Šibenik (HR) - A town centre for all seasons

2019

Since 2002, Urbact has been the European Territorial Cooperation Programme to promote integrated and sustainable urban development in cities in the Member States of the European Union, Norway and Switzerland. Urbact is an instrument of cohesion policy, financed by the ERDF (European Regional Development Fund) and the Member States.

Urbact is a European programme of exchanges and learning between cities whose objective is to develop solutions to major urban challenges. By networking European cities, strengthening skills and capitalising on good practices, it supports public decision-makers and actors in the field to develop sustainable solutions that integrate the economic, social and environmental dimensions of urban development.

Following on from the Urbact I and II programmes, Urbact III continues to promote integrated and sustainable urban development and contributes to the objectives of the Europe 2020 strategy.

À télécharger : urbact-citystories-sibenik.pdf (790 Kio)

The old city centre of Šibenik is not recognised as a high quality retail destination, and demand fluctuates enormously between busy summer months and a lacklustre winter. The city set out with URBACT to create a marketing and cultural pull to the old town in order to balance this out.

It seems almost impossible to imagine that a town as beautiful as Šibenik could have any problems attracting people to shop there. Its large old town is a stunning collection of medieval and Renaissance buildings on the Adriatic coast of Croatia. The city has not just one but two UNESCO World Heritage sites: one more than New York. These are the exceptional Renaissance Cathedral of St James and the highly unusual 16th-century fort of St Nicholas. And yet in many ways Šibenik is a victim of its own success. Tourism has replaced the aluminium and steel industry as the city’s major employer, and as a result the shops in the old town — subject to all the pressures of out-of-town and online retail — are becoming over-reliant on it. “We are in danger of going in the direction of other coastal cities in Croatia but we still have people who live in the city centre. It’s not only touristic, it has all the administration and business functions, and we want to keep it that way,” says Petar Mišura, Head of Department for Economy, Entrepreneurship and Development at Šibenik City Council. Therefore the town wanted to reach beyond its local context for international support. This is why the city joined the RetaiLink network.

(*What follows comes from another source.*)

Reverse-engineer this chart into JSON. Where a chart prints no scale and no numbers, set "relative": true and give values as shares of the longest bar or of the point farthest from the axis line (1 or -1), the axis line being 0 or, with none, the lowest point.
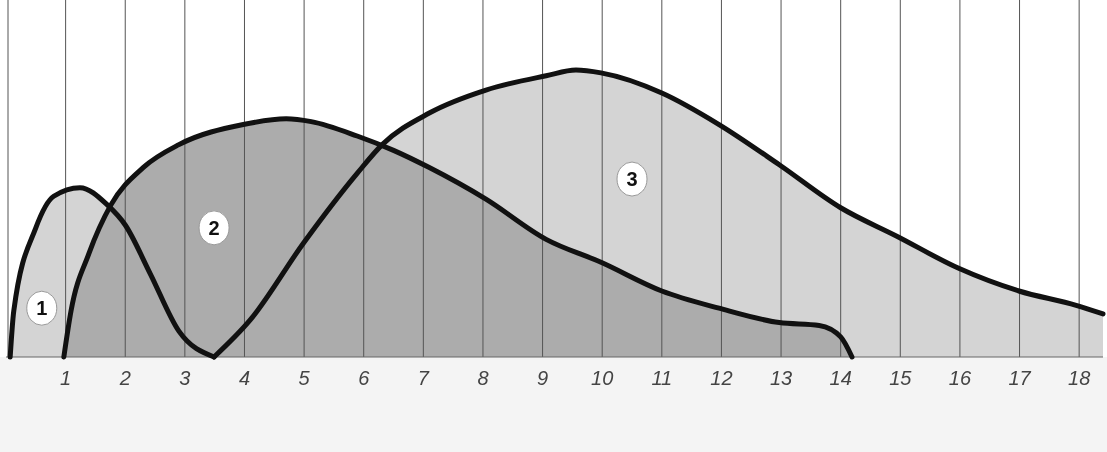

New relationship: public and private

For Mr Mišura, the real triumph was the formation of an URBACT Local Group, a group of local stakeholders with the objective to define actions and boost the retail sector. Kristijan Domdjoni, representative of the Association of Entrepreneurs of the Old Town, became URBACT Local Group Coordinator and helped gain local support. “We are an ex-Communist society and our government always had a top-down approach, so we are in a situation where our group of shopkeepers didn’t have that informal relationship with the administration. There was suspicion, and it was hard to convince people to work with us,” says Mr Mišura. In that first meeting of the group there was a strong sense that both the local government and the retail community in Šibenik were coming from different perspectives. “[The shopowners’] complaint was that we don’t have enough parking, and not only don’t we have enough but it isn’t cheap parking. So whilst they insisted on infrastructure, we were insisting on a marketing approach using social network and Instagram and promotional webpages,” says Mr Mišura.

Better infrastructure, access… and identity

It is highly unusual for local governments to become involved in helping the retail sector in Croatia, normally confining themselves to hard infrastructure: bridges, houses and so on. The success of the URBACT Local Group was really to get dialogue going between local government and the retail community. “During the time they changed their opinion but we also changed ours too,” says Mr Mišura. One of the outcomes of URBACT for Šibenik was to encourage a proposal — approved though not yet implemented — for parking under the city’s main square, while also improving access to parts of the old town. With so many small alleys and steps for visitors to navigate, signage is an area around which consensus grew, both as a means for making access easier and as an opportunity to give the old town an identity. The council in turn was able to gain support from the retail sector through the URBACT process. As their integrated plan puts it, “the local action group’s efforts should also lead to a range of stronger marketing activities, promoting the shopping experience in the old city centre by using online tools, mobile apps, organising sales events and all kinds of events to ensure longer stays in the old town centre throughout the year, not only in summer.” Training programmes and workshops have been introduced to improve customer care and market research amongst retailers — run by the Croatian Chamber of Economy, Croatian Chamber of Trades and Crafts, and Šibenik Polytechnic. As part of the local group team’s extensive research into the problems facing retail in the old town, they interviewed several residents, including Želimir Mikulić, a professor at the polytechnic. He considered retail businesses located in the old town of Šibenik in this balanced way: “Today, people visit shopping centres in order to spend time, not money. If the city centre manages to provide a good cultural and leisure proposal together with a good retail offer, it will get people back.”